White House Bailout of Coal Stamps Coal As Loser

White House Bailout of Coal Stamps Coal As Loser
AP Photo/Gene J. Puskar

The problem with governments trying to pick winners and losers is that they can never recognize a potential economic winner, and can never seem to avoid a market loser. This is the root flaw in President Trump's scheme to revive the coal industry. It would cost electricity users without improving the future of coal.

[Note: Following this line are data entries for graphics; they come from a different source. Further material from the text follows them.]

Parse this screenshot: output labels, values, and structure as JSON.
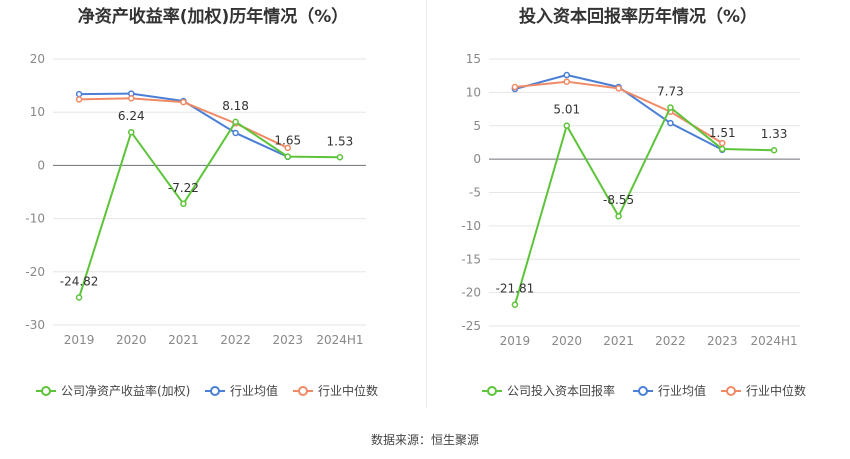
{
  "source_label": "数据来源：恒生聚源",
  "chart_data": [
    {
      "type": "line",
      "title": "净资产收益率(加权)历年情况（%）",
      "xlabel": "",
      "ylabel": "",
      "categories": [
        "2019",
        "2020",
        "2021",
        "2022",
        "2023",
        "2024H1"
      ],
      "ylim": [
        -30,
        20
      ],
      "yticks": [
        20,
        10,
        0,
        -10,
        -20,
        -30
      ],
      "grid": true,
      "legend_position": "bottom",
      "series": [
        {
          "name": "公司净资产收益率(加权)",
          "color": "#5dc43a",
          "values": [
            -24.82,
            6.24,
            -7.22,
            8.18,
            1.65,
            1.53
          ],
          "labels": [
            "-24.82",
            "6.24",
            "-7.22",
            "8.18",
            "1.65",
            "1.53"
          ]
        },
        {
          "name": "行业均值",
          "color": "#4b7fd6",
          "values": [
            13.4,
            13.5,
            12.1,
            6.1,
            1.6,
            null
          ]
        },
        {
          "name": "行业中位数",
          "color": "#f08a66",
          "values": [
            12.4,
            12.6,
            11.9,
            7.9,
            3.3,
            null
          ]
        }
      ]
    },
    {
      "type": "line",
      "title": "投入资本回报率历年情况（%）",
      "xlabel": "",
      "ylabel": "",
      "categories": [
        "2019",
        "2020",
        "2021",
        "2022",
        "2023",
        "2024H1"
      ],
      "ylim": [
        -25,
        15
      ],
      "yticks": [
        15,
        10,
        5,
        0,
        -5,
        -10,
        -15,
        -20,
        -25
      ],
      "grid": true,
      "legend_position": "bottom",
      "series": [
        {
          "name": "公司投入资本回报率",
          "color": "#5dc43a",
          "values": [
            -21.81,
            5.01,
            -8.55,
            7.73,
            1.51,
            1.33
          ],
          "labels": [
            "-21.81",
            "5.01",
            "-8.55",
            "7.73",
            "1.51",
            "1.33"
          ]
        },
        {
          "name": "行业均值",
          "color": "#4b7fd6",
          "values": [
            10.5,
            12.6,
            10.8,
            5.4,
            1.4,
            null
          ]
        },
        {
          "name": "行业中位数",
          "color": "#f08a66",
          "values": [
            10.8,
            11.6,
            10.6,
            7.1,
            2.4,
            null
          ]
        }
      ]
    }
  ]
}
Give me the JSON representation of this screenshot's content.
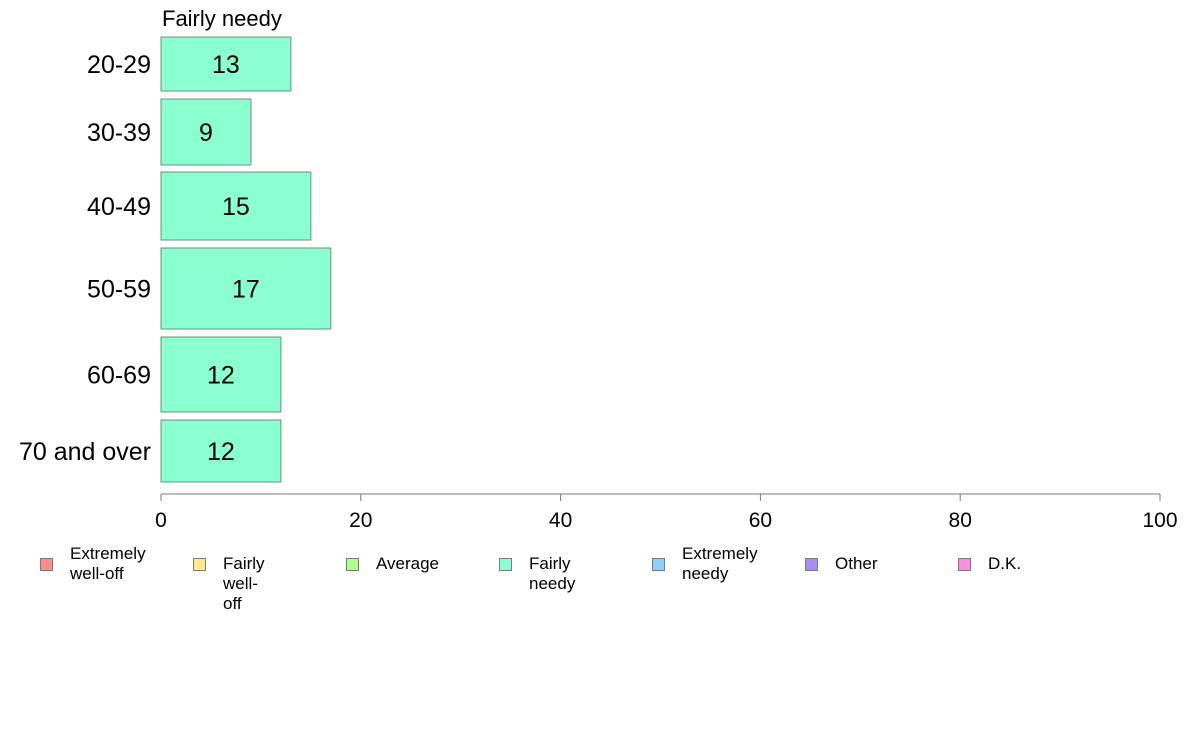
{
  "chart_data": {
    "type": "bar",
    "orientation": "horizontal",
    "title": "Fairly needy",
    "categories": [
      "20-29",
      "30-39",
      "40-49",
      "50-59",
      "60-69",
      "70 and over"
    ],
    "values": [
      13,
      9,
      15,
      17,
      12,
      12
    ],
    "xlim": [
      0,
      100
    ],
    "xticks": [
      0,
      20,
      40,
      60,
      80,
      100
    ],
    "bar_color": "#8affcf",
    "grid": false,
    "legend_placement": "bottom",
    "legend": [
      {
        "label": "Extremely\nwell-off",
        "color": "#ff8a8a"
      },
      {
        "label": "Fairly well-off",
        "color": "#ffe98a"
      },
      {
        "label": "Average",
        "color": "#b0ff8a"
      },
      {
        "label": "Fairly needy",
        "color": "#8affcf"
      },
      {
        "label": "Extremely\nneedy",
        "color": "#8acfff"
      },
      {
        "label": "Other",
        "color": "#a98aff"
      },
      {
        "label": "D.K.",
        "color": "#ff8ae0"
      }
    ]
  }
}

The Appalachian coal industry is suffering, no question of that. The overall industry employs about 75,000 people, roughly half as many as it did 30 years ago. Since 2000, coal's share of the U.S. power supply has dropped from 50 percent to 33 percent. But the Administration's reported plan to put the dying industry on life support – by establishing a “strategic electronic generation reserve” and compelling grid operators to buy electricity from at-risk plants – save it, or merely put it on life support? In fact, requiring profitable businesses to buy from “at-risk” ones is a good way to make fewer companies profitable, and put more at risk. Any federal intervention to order customers to buy electricity from specific power plants would be damaging to the markets – and ultimately to the consumer. The plan is meant to buy time for a two-year study of vulnerabilities in the U.S. energy delivery system. But we have seen before that temporary government plans have a way of becoming permanent boondoggles.